LINGUIST List 2.283

Monday, 10 June 1991

Disc: Diacritics

Editor for this issue: <>

Directory

Lars Henrik Mathiesen, ISO10646 and diacritical marks

Mark Johnson, Re: ISO10646 and diacritical marks

Message 1: Responses: Diacritics and Acronyms

Date: Thu, 6 Jun 91 18:51:07 EDT
From: <macrakisosf.org>
Subject: Responses: Diacritics and Acronyms
Let me reassure Peeters and others. No one is trying to get rid of diacritics in general. The argument is much narrower than that: should character encodings be closed (i.e. contain a fixed repertoire of character+diacritic combinations) or open (i.e. permit arbitrary combinations of character and diacritic)?

The draft international standard DIS10646 has a closed repertoire, Unicode an open one (but also contains many pre-composed characters).

Both proposals cover the main languages of the world fully (yes, `main' is vague but certainly includes a wide range: certainly all the European languages, but also Vietnamese, Orissa, Persian, ...). Both can encode e-acute as a single code. Both can encode Ancient Greek eta-rough-grave- subscript, but 10646 encodes it as a single code (yes, there is a list of all the possible combinations in the standard!), while Unicode encodes it as a sequence of four codes. The difference comes with characters which are NOT widely used, either because the language is not among those covered by ISO (Intl. Standards Organization), or because the usage is narrow (e.g. scholarly). For instance, Cyrillic_R-macron-grave (useful for Slavic philology, perhaps?) does not exist as a precomposed character in Unicode or in 10646. But in Unicode it can be represented as a combination of three codes, even if it's never been used before (and even if it is a typo!). 10646 could of course add it in a future revision, but this has to be done on a case-by-case basis.

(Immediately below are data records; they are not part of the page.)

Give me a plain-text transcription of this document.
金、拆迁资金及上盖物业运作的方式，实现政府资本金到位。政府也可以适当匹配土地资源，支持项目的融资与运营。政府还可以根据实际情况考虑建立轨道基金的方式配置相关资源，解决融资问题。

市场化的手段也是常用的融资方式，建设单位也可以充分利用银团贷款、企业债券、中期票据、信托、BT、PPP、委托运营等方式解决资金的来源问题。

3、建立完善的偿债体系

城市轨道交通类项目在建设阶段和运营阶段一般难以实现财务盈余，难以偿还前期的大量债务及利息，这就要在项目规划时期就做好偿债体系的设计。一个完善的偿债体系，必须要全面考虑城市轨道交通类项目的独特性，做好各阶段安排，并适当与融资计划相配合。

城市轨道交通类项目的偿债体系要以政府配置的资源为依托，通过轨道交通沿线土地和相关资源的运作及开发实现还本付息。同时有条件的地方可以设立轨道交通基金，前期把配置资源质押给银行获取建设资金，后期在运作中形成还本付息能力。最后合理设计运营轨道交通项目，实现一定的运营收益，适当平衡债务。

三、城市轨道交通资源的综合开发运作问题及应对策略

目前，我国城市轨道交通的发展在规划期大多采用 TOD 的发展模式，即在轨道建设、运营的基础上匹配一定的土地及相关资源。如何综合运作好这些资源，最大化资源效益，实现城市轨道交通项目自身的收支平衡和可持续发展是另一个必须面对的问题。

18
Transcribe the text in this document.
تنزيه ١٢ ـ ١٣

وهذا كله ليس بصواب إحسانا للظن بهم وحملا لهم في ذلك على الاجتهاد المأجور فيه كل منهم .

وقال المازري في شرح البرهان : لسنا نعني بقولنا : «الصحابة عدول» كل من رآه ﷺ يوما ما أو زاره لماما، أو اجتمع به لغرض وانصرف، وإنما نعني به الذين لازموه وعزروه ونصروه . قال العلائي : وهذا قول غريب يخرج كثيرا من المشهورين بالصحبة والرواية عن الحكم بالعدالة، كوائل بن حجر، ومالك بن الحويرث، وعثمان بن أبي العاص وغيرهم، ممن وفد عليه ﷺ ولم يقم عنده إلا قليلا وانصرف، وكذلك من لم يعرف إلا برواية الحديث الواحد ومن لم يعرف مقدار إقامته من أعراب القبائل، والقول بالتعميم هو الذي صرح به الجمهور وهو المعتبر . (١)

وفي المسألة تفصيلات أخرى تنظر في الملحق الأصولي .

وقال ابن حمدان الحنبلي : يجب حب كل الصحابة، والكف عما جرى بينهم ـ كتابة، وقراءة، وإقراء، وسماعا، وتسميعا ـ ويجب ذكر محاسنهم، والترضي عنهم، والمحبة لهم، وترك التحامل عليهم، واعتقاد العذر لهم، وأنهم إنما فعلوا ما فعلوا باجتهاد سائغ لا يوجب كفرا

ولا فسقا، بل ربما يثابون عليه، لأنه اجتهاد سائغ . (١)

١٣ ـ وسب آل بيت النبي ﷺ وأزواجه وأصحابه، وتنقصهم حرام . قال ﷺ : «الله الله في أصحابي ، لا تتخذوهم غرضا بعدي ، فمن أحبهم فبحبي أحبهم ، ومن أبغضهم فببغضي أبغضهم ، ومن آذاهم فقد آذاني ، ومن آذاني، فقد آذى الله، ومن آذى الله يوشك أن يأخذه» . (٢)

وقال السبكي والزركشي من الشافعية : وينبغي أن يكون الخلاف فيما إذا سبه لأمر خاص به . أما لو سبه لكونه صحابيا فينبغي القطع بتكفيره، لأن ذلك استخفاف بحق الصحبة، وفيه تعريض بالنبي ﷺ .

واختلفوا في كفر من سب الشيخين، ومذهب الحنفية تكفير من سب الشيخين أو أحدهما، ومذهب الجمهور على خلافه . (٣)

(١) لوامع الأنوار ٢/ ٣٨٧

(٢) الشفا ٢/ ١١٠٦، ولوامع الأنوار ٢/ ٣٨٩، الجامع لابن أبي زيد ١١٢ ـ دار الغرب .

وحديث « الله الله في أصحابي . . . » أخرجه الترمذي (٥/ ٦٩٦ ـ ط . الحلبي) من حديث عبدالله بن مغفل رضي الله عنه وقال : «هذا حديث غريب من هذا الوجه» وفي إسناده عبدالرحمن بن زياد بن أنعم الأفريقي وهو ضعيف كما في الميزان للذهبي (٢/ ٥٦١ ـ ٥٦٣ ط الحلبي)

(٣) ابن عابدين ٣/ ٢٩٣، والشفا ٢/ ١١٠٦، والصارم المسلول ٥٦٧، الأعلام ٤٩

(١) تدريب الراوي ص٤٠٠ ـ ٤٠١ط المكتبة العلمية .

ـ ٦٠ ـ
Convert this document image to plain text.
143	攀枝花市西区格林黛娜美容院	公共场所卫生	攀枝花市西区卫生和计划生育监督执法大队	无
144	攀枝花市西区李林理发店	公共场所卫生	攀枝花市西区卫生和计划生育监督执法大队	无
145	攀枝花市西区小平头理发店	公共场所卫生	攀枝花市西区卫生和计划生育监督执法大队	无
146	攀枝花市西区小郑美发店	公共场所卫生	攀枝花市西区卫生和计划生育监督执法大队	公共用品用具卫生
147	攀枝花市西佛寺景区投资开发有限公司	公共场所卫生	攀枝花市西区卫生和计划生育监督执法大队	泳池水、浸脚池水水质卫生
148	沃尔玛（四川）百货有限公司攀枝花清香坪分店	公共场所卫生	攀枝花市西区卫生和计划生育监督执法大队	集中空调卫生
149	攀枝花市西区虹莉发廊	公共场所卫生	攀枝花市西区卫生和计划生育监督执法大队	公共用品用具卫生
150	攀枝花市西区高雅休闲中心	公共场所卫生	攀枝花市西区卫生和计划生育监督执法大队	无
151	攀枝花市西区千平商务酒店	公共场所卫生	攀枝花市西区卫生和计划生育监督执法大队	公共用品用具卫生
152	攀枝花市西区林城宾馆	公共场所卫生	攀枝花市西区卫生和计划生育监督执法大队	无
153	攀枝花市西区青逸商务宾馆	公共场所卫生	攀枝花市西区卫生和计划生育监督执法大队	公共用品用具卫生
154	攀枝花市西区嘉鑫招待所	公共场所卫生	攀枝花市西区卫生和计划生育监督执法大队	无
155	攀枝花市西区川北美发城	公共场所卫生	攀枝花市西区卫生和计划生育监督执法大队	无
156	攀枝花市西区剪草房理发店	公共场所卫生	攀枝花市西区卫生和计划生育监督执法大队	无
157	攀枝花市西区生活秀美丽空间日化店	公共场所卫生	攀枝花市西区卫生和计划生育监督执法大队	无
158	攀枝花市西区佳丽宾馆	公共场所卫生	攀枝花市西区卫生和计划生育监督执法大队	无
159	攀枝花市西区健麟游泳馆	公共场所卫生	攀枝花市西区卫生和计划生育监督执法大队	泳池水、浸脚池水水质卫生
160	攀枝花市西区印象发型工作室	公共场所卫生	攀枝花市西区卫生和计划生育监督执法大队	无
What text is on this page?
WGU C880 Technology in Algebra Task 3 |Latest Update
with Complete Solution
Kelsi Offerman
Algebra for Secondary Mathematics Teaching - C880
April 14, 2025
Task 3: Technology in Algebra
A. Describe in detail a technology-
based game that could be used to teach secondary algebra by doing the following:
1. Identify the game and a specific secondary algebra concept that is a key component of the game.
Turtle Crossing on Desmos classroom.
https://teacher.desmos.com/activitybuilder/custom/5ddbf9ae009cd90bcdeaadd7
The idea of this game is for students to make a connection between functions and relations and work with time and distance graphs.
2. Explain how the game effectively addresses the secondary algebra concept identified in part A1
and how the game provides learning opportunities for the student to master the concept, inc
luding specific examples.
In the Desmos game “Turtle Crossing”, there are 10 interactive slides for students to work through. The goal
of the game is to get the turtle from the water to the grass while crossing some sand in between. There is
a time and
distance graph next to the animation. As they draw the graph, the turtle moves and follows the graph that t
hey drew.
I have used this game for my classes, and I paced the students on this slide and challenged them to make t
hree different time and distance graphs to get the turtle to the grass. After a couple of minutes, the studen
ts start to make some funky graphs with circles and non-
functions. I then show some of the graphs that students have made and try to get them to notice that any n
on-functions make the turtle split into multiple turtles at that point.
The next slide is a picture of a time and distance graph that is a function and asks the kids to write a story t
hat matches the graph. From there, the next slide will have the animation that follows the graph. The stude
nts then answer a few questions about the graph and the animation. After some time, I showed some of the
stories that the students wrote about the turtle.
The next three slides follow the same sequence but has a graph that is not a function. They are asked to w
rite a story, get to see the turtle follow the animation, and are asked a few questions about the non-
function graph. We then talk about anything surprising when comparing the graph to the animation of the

In closed repertoire systems, adding a new character is expensive. In open repertoire systems, using characters composed of existing elements costs nothing. Proponents of closed repertoire systems argue that inventors of NEW orthographies should limit themselves to standard characters. Proponents of open repertoire systems argue that this is an unnatural limitation which restricts designers of orthographies artificially.

<<That>> is what the argument is about, <<not>> about suppressing e-acute.

-s

Message 2: ISO10646 and diacritical marks

Date: Fri, 7 Jun 91 15:17:14 +0200
From: Lars Henrik Mathiesen <thorinnodin.diku.dk>
Subject: ISO10646 and diacritical marks
In response to Bert Peeters:

The draft of ISO 10646 does contain accented characters --- lots of them. As I understand it, the purpose is that not only English and French, but most or all languages with a standard orthography, should find all the characters they need in there.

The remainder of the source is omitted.